Reddit · IDKWUTGW · May 18, 2026
A developer built Nudge, a local-first iOS/Android app that surfaces markdown plans at contextually relevant moments using triggers like time, location, Wi-Fi, and inactivity. The app was created to solve the problem of losing Claude-generated plans in chat history by keeping all data on-device without requiring an account. Nudge is available for free on both iOS and Android platforms.

Detailed Analysis

A developer identified a structural gap in AI-assisted productivity workflows — the inability to recall and act on the plans that AI systems generate — and built Nudge, a local-first iOS and Android application, using Anthropic's Claude Code tooling to address it. The core problem is well-documented among heavy AI users: large language models like Claude excel at producing structured, actionable plans (workout routines, study schedules, weekly agendas), but those outputs live inside ephemeral chat interfaces where they quickly become buried and forgotten. Nudge reframes the problem not as one of plan quality but of plan delivery, decoupling the generation phase from the execution phase entirely.

The application's architecture reflects a deliberate set of product decisions centered on privacy and accessibility. By operating entirely on-device with no account requirement and no server infrastructure, Nudge sidesteps the data-sharing concerns that accompany most productivity platforms. Users paste any markdown — whether exported from Claude, ChatGPT, Apple Notes, or any other source — and attach contextual triggers to that content. Those triggers span a meaningful range of signals: scheduled time, geographic location, Wi-Fi network identity, user inactivity, or single-instance reminders. The result is a notification-based delivery layer that attempts to surface the right information at the moment it is behaviorally relevant, rather than requiring the user to actively seek it out.

The choice to build with Claude Code is itself significant. Claude Code, Anthropic's agentic coding assistant, represents a category of tools designed to accelerate software development by enabling developers to delegate substantial portions of implementation work to an AI system. The developer's disclosure that Nudge was built with Claude Code positions this as a practical demonstration of that tool's capability to produce shippable, multi-platform consumer applications — not just prototypes or internal scripts. This sits within a broader wave of solo or small-team developers shipping production apps with AI coding assistants at a pace that would have been implausible even two years prior.

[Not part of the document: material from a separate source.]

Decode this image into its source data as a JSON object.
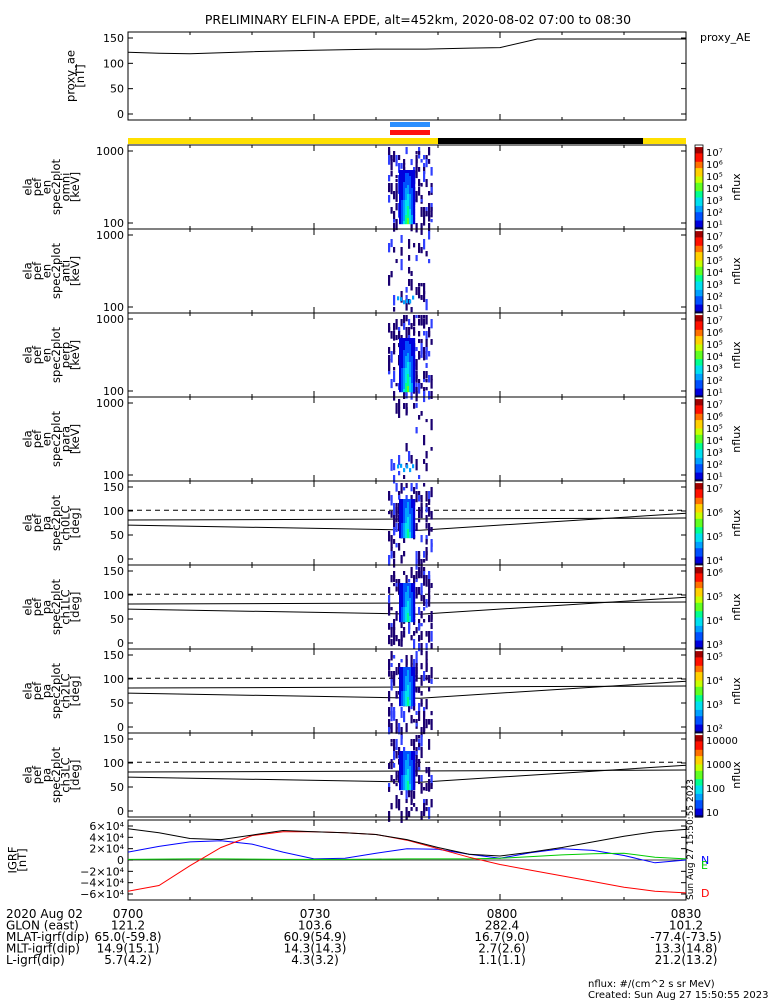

The project illustrates a maturing pattern in the AI productivity ecosystem: rather than building AI directly into applications, a growing cohort of developers is building infrastructure around AI outputs. The assumption embedded in Nudge is that the bottleneck in AI-assisted personal productivity is not the quality of AI-generated content but its integration into lived behavior. This is a legitimate behavioral design insight — cognitive science research consistently shows that implementation intentions (specific when-then plans tied to environmental cues) dramatically improve follow-through compared to abstract goal-setting. Nudge attempts to operationalize that principle by treating contextual triggers as first-class features rather than afterthoughts.

More broadly, Nudge reflects a nascent but expanding secondary market around Claude and similar AI systems: tools that extend, organize, or redistribute AI outputs rather than competing with the underlying models. As LLM interfaces remain largely stateless and session-bound, the opportunity space for persistence, recall, and contextual delivery layers continues to grow. Anthropic's role in this ecosystem is partly as a platform — Claude Code enables developers to build on top of Claude's outputs, creating downstream utility that reinforces the core product's value proposition. Whether lightweight, on-device apps like Nudge represent a durable product category or a transitional solution until AI interfaces themselves gain persistent memory and behavioral integration remains an open question.